09 Februari 2009

Mulai dari Pendidikan

Oleh Frans Anggal

Perempuan di Ngada masih menjadi makhluk kelas dua. Jumlah mereka jauh di atas laki-laki. Namun pada semua sektor publik, jumlah yang banyak ini tidak menjadi penentu kebijakan. Mereka belum memiliki kesempatan yang sama dengan laki-laki untuk memperoleh akses di bidang ekonomi, politik, dan sosial budaya.
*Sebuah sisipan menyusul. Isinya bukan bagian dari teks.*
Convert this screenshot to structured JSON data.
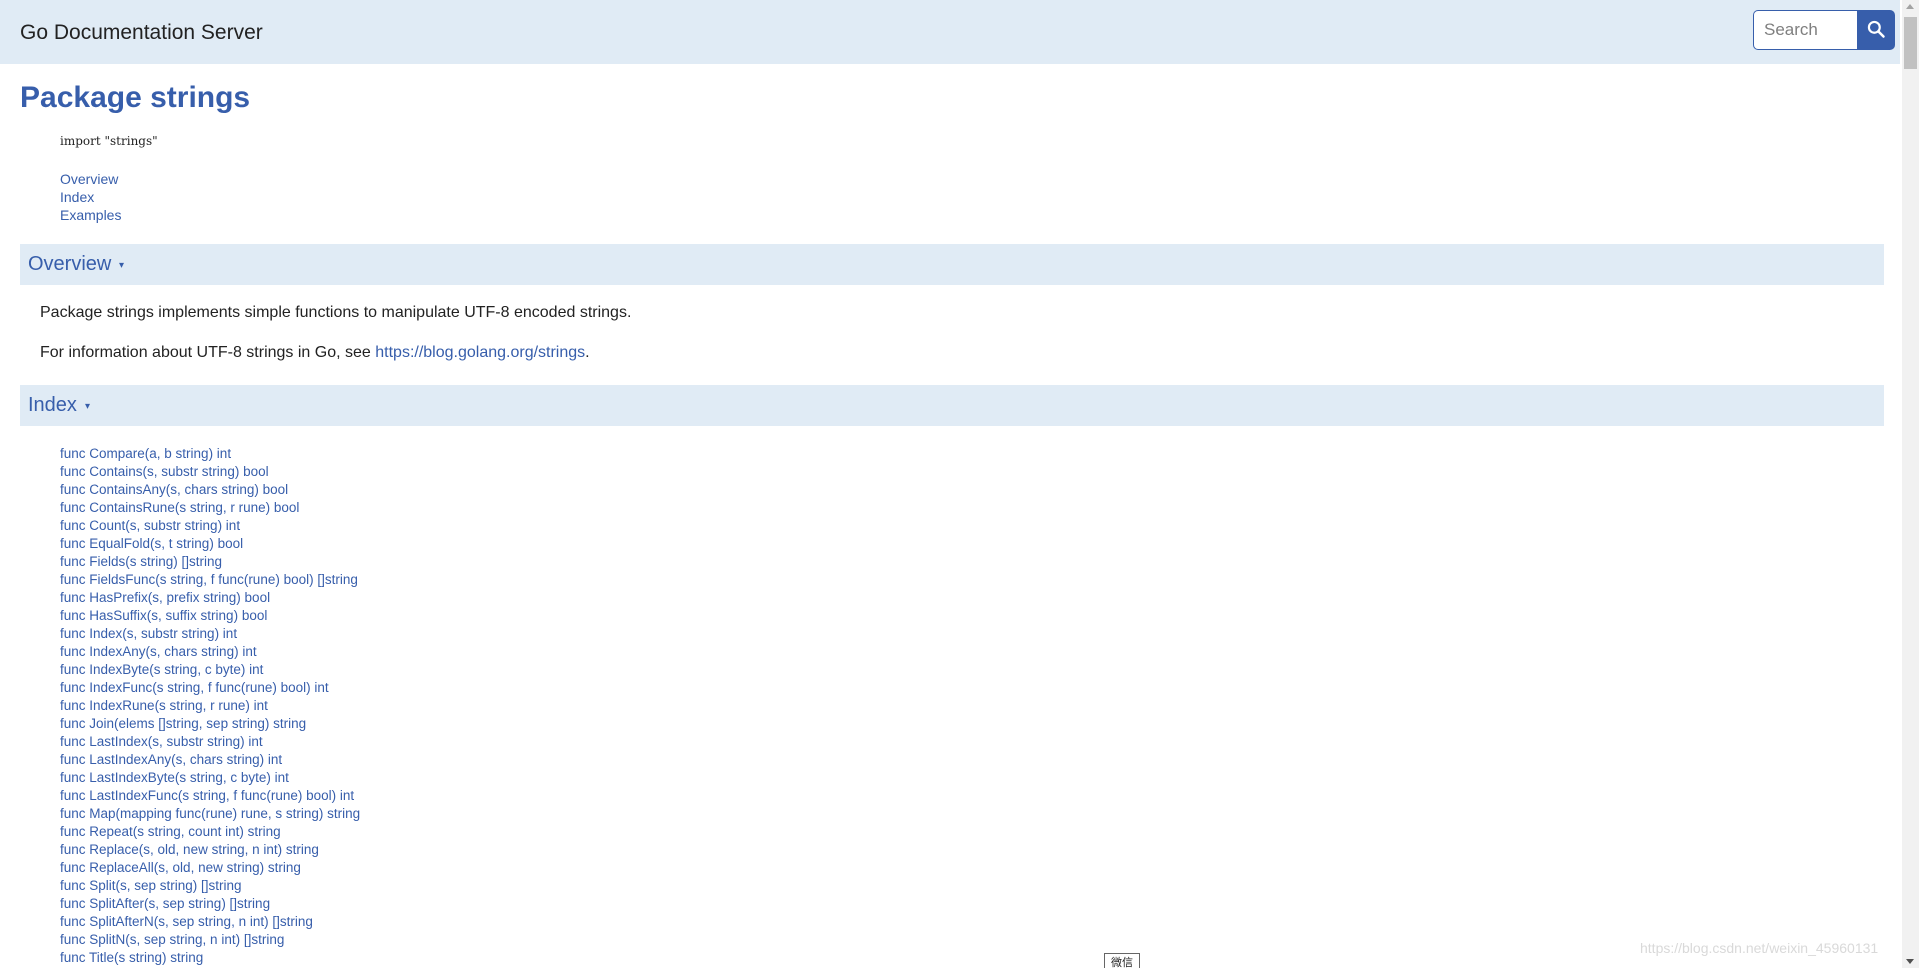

Di bidang pendidikan misalnya, dalam perbandingannya dengan jumlah laki-laki, jumlah perempuan buta huruf lebih tinggi. Makin tinggi jenjang pendidikan, makin sedikit jumlah mereka. Dalam bidang kesehatan, jumlah perempuan yang berstatus gizi rendah juga lebih banyak. Sebaliknya di bidang politik dan pemerintahan. Jumlah mereka lebih banyak dalam pemilu (53,32 persen pada Pemilu 2004), namun jauh lebih sedikit dalam menduduki kursi legislatif. Dari 30 anggota DPRD Ngada saat ini, hanya 3 orang perempuan. Setali tiga wang di jajaran eksekutif. Pejabat eselon IV hanya 24,56 persen, pejabat eselon III cuma 3,26 persen, sedangkan pejabat eselon II/b nol persen.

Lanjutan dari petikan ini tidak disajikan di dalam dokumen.